So I am using Jekyll Bootstrap, which is also available on GitHub, in order to build my blog (which is currently just full of filler content for development). One thing I noticed is that when running my local development server using the command
$ jekyll --server --auto
I am able to edit my markdown content and have it auto regenerate the local site while I am changing things. As far as I can tell this does not work for my CSS or for my templates. I also noticed that when I run the local server with the --auto
flag Jekyll creates a directory called auto
which stores what appears to be a static copy of my site's content. Jekyll-bootstrap comes with it's own .gitignore file set up for you which I assumed contained the auto
directory. I see no reason to store this auto-regenerated content in the GitHub repository for my site, however, when I made a commit I noticed it added the entire auto directory.

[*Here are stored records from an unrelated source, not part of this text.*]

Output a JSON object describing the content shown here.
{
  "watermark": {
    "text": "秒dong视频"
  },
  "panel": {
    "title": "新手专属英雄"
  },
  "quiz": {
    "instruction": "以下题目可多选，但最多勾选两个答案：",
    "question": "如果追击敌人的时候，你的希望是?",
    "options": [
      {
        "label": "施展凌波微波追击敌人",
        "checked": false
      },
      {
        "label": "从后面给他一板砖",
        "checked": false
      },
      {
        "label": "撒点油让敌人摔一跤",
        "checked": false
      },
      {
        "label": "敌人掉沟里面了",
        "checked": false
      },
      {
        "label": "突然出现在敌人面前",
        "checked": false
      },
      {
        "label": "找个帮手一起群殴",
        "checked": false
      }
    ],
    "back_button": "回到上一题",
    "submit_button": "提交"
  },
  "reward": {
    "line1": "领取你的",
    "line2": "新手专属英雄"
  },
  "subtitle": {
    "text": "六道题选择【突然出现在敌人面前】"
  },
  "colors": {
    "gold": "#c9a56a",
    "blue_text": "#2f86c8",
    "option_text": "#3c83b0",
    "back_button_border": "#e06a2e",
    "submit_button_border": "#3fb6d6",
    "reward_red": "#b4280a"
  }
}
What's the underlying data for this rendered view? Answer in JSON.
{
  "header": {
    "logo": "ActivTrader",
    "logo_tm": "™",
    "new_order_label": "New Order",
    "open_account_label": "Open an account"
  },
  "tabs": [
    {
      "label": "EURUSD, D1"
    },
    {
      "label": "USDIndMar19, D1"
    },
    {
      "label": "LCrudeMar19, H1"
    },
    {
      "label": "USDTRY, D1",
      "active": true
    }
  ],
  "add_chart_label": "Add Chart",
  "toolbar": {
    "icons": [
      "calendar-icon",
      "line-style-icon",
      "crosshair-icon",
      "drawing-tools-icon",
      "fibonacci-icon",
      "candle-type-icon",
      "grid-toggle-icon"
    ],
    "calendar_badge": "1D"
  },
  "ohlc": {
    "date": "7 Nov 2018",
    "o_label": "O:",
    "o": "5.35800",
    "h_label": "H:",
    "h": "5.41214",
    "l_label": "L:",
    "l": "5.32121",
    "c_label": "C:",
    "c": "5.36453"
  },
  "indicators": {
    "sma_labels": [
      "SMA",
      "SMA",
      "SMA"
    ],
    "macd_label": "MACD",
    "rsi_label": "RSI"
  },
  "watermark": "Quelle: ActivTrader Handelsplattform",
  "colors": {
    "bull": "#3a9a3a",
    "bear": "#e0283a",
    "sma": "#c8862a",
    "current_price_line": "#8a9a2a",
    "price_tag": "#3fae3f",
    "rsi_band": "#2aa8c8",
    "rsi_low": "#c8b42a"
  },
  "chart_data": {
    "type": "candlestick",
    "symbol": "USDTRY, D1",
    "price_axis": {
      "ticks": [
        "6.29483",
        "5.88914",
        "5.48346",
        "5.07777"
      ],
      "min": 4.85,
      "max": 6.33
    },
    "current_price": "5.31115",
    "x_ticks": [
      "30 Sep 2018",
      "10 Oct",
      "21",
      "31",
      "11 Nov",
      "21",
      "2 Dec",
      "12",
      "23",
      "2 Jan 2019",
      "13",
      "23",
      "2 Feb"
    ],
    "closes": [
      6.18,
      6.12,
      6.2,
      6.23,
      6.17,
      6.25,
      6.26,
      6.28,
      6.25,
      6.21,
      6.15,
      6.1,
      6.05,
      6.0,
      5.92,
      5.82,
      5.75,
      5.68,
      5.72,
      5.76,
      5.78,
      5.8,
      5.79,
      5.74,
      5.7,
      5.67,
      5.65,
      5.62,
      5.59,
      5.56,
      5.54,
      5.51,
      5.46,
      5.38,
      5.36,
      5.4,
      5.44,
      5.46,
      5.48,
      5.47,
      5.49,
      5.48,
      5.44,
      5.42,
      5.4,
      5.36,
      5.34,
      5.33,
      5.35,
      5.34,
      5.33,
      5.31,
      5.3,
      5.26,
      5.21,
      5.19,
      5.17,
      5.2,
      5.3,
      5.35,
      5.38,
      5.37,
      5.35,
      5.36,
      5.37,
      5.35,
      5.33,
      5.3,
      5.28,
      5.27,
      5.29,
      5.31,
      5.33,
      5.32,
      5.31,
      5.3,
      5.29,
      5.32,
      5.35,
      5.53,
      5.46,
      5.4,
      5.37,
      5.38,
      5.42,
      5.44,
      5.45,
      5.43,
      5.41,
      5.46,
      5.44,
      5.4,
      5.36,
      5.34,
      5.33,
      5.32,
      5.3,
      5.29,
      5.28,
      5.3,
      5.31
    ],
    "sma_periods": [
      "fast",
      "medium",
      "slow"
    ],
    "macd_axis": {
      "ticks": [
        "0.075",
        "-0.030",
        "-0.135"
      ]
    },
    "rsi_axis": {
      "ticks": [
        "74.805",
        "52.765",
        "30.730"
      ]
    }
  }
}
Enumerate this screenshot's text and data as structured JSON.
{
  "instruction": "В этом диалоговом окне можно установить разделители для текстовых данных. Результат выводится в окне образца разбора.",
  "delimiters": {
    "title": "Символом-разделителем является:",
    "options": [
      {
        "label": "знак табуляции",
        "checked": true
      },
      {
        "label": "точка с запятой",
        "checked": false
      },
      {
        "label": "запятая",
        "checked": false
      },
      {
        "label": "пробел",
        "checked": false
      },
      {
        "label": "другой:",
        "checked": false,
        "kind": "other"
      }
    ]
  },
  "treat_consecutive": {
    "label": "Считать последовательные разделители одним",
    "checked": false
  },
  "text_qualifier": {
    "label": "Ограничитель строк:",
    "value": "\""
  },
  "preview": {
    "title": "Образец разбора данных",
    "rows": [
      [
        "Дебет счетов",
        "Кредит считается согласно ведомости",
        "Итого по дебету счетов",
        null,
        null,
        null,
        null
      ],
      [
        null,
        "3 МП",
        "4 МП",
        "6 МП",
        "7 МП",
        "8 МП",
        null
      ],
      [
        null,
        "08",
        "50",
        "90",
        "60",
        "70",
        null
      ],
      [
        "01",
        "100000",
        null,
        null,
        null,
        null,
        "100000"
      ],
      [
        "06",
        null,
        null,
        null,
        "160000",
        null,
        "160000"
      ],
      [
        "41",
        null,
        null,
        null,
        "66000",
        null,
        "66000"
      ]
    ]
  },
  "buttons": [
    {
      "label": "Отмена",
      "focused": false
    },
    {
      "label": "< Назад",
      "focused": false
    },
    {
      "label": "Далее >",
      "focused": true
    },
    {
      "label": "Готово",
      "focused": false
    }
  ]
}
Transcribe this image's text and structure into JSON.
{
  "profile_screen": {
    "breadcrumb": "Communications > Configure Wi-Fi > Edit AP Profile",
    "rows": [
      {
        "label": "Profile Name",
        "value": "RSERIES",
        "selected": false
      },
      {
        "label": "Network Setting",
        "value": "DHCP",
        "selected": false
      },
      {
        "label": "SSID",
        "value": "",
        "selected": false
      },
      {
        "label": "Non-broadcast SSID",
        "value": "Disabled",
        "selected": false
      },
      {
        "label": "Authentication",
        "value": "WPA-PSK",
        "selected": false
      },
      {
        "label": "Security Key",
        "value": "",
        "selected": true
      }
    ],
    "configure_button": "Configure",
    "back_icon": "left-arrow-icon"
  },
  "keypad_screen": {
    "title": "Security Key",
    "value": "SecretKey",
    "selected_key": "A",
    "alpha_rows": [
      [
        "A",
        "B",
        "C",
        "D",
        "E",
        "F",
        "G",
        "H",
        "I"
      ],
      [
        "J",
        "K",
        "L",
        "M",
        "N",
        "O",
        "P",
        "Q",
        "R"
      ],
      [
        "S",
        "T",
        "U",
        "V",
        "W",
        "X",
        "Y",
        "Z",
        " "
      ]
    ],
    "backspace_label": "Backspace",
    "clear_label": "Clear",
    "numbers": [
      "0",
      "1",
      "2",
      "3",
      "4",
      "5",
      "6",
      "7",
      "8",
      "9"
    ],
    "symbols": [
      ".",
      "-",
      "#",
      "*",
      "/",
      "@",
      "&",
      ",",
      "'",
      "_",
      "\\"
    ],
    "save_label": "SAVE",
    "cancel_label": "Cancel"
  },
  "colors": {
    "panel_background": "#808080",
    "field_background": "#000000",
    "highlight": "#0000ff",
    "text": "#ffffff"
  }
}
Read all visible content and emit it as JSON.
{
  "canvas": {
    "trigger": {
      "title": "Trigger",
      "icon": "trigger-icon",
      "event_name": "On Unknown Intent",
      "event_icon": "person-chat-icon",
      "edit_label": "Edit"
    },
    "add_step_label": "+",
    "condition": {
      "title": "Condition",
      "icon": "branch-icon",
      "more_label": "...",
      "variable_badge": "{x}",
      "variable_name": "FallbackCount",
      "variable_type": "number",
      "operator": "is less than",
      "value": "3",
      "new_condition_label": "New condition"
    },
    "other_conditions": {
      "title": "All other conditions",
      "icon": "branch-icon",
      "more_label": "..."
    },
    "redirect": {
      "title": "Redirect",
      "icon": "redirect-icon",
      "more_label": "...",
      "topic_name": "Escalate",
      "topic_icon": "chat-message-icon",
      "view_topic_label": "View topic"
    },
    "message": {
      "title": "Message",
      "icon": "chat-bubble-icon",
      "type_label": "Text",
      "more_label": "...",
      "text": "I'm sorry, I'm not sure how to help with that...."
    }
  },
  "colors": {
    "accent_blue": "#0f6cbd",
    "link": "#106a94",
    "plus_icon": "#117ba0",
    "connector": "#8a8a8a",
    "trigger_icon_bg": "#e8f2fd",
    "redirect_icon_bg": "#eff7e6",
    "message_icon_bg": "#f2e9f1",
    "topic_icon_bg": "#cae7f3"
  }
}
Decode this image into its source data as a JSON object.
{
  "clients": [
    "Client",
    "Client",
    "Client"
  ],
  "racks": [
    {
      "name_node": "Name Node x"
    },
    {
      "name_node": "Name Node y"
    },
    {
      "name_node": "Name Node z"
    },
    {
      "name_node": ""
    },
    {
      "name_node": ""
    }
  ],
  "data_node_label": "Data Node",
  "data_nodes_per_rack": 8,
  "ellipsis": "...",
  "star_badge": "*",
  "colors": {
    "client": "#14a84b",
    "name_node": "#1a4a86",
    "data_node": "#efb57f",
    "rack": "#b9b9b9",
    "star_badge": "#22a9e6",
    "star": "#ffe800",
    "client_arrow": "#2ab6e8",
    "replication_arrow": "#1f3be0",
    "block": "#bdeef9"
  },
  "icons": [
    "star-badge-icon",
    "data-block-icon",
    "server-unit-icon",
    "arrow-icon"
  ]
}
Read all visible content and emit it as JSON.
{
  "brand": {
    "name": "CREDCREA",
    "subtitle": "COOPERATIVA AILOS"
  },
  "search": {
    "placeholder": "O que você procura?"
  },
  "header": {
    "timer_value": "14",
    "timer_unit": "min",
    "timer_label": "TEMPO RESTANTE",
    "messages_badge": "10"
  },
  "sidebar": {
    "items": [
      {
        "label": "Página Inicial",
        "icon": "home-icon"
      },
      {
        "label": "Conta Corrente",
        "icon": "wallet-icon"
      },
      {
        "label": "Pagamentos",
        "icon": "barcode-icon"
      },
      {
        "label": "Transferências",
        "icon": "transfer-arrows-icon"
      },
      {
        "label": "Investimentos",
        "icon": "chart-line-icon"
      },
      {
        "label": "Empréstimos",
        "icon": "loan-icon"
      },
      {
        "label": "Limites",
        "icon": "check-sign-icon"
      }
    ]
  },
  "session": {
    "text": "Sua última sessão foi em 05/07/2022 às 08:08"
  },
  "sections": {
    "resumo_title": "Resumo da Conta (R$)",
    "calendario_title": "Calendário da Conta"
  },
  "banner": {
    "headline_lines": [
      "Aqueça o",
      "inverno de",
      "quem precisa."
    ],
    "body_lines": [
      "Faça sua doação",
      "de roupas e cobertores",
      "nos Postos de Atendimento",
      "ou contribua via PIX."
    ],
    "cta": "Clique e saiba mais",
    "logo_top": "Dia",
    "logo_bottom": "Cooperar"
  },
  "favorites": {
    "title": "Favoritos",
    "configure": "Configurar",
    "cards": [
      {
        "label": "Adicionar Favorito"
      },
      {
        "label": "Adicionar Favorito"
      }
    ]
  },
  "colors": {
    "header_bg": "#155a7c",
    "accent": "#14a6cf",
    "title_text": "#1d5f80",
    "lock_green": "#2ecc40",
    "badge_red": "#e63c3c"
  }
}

I opened up the .gitignore file and this is what it contains:
_site/*
_theme_packages/*
Thumbs.db
.DS_Store
!.gitkeep
.rbenv-version
.rvmrc
I am very new to Jekyll and Jekyll Bootstrap, and a little new to git. I am not sure if there is a reason why they wouldn't have an entry to ignore the auto directory. I was figuring I should add an entry for auto/*
. Is there a reason I shouldn't do this? As far as I can tell there is no use for the auto directory for anyone that either downloading the site from the web or from its git repository?
You can put it in your gitignore file. When deploying your site, you'll generally build it into the _site
directory and publish it somewhere (your own VPS, GitHub pages, etc).